Greek Life under scrutiny after WVU student dies


On Nov. 14, a student at West Virginia University died after being found unconscious and not breathing at the Kappa Sigma fraternity house two days earlier.

Fox News reports that WVU suspended all greek life activities, indefinitely, the day after the incident occurred. No timetable has been set for when those activities will resume.

Adding to the negative publicity surrounding the university’s greek community was an incident that occurred at its Sigma Chi fraternity house on Nov. 6. Police say 19 pledges were either arrested or issued a citation, after a street brawl broke out around 1:30 a.m. The members then told police they were part of a rival fraternity, and now face obstruction of justice charges, according to NBC.

Almost a week after the tragic death, greek life nationwide continues to face major scrutiny. However, it also gives those associated with K-State’s greek community the opportunity to review policies and to make sure greek life is as safe as possible.

Ben Hopper, director of the Office of Greek Affairs, confirmed that there are several policies set in place for greek organizations at K-State.

“We have a responsibility policy and anti-hazing policy that all chapters abide by and we have them educate their chapters about it,” Hopper said. “Those policies are in place to ensure the safety and responsibility of the members.”

According to the K-State Greek Affairs website, the hazing policy states “any instance of physical abuse, psychological abuse or improper obligations, requirements or improper activities for maintaining membership is forbidden.”

The website also includes a risk management policy which prohibits the possession of alcohol at any greek-sponsored event on campus, the purchase of alcohol through chapter funds or the sponsorship of any event at an alcohol distributor.

When asked how greek organizations can prevent these kinds of instances from happening, Hopper pointed to education as the primary resource.

“We are going to work on developing our student leaders into better men and women so that they can live out their organization’s values during alcoholic events,” Hopper said. “We are also working on educating our organizations about alcohol consumption so that they can make safe decisions.”

Hopper also pointed to a safety group called the Social Responsibility Committee, which also helps monitor social functions and ensures Greek Affair policies are being carried out.

“Every organization registers their social events with the SRC and from there the SRC does a pre-check of the social function to make sure the events are set up so that we know our policies are being carried out,” Hopper said.

From the chapter level, many greek leaders across the country are taking the time to educate their members about safety, reinforce current policies or develop new ones to make sure tragic events don’t happen at their chapter.

Justin Beyer, junior in marketing and president of K-State’s Alpha Kappa Lambda fraternity, said he believes that the prevention starts even before the members are offered a bid into the organization.

“The guys that we recruit know why we recruit them and when they pledge to our standards, they know what their expectations are,” Beyer said. “We are very careful about who we recruit.”

Andrew Moore, sophomore in wildlife conservation and risk management chair for K-State’s Beta Sigma Psi fraternity, described his job as one that eliminates risk.

“My most important job is to make sure we have policies that keep our members safe,” Moore said. “We have a (designated driver) system to make sure that people get home safe. We are a dry house and the fraternity cannot supply alcohol at any time. If we co-host a party with a wet house, we set up a guest list to make sure we know who’s coming and have wristband system to make sure underage people aren’t drinking.”
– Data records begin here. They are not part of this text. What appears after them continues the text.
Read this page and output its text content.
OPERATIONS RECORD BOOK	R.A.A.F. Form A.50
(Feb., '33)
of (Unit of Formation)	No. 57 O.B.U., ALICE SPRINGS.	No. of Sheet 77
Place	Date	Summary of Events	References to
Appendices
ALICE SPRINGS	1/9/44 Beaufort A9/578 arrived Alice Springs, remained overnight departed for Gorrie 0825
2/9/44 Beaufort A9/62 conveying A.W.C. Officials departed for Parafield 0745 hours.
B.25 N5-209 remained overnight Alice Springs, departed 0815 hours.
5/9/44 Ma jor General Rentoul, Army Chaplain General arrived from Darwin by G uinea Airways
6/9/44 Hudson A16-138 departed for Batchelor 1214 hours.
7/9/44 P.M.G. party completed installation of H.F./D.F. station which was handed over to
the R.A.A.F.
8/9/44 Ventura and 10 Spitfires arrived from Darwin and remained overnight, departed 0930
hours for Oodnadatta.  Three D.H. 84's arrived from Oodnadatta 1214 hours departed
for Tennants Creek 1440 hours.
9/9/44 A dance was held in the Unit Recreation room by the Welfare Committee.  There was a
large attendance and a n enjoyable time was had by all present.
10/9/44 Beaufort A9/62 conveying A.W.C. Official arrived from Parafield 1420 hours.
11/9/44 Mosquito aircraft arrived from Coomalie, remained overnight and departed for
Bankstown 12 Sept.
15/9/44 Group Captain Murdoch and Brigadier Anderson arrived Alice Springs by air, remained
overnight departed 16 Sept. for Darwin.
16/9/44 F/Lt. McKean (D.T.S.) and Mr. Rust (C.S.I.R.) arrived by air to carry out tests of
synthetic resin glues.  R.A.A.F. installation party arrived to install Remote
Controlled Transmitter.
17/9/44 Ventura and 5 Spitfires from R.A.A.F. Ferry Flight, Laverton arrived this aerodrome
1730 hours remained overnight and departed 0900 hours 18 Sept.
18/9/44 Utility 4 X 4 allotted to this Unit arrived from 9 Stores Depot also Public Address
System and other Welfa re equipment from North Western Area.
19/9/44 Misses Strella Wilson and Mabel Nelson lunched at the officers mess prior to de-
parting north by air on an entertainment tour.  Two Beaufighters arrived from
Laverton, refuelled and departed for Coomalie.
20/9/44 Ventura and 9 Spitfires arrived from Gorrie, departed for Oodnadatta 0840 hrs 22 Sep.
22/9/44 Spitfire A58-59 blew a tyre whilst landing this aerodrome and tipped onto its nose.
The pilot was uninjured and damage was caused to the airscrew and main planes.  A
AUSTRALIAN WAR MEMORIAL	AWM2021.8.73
The West Virginia incident as previously reported by other news outlets

According to NBC News, West Virginia police were called to the Kappa Sigma fraternity house around midnight and found 18-year-old Nolan Burch from Williamsville, New York lying on the floor receiving CPR from another male. Burch was taken to Ruby Memorial Hospital, part of the West Virginia University Healthcare System, where he spent the better part of two days before he died.

WCHS-TV, a station serving the Charleston and Huntington areas of West Virginia, reported that Burch was a pledge at the fraternity and was majoring in pre-sports management.

According to Fox News, Morgantown Chief of Police Chief Ed Preston did confirm that alcohol was the reason behind the call to police, though officials are not sure whether or not alcohol caused Burch’s death.

Kappa Sigma released a statement regarding the incident on their website:

“We are distraught and saddened by the news about West Virginia University student Nolan Burch. Kappa Sigma is still investigating the circumstances surrounding the event. This proves difficult, as the operations of this chapter have been suspended since mid-October due to previous, unrelated violations of Kappa Sigma’s Code of Conduct.”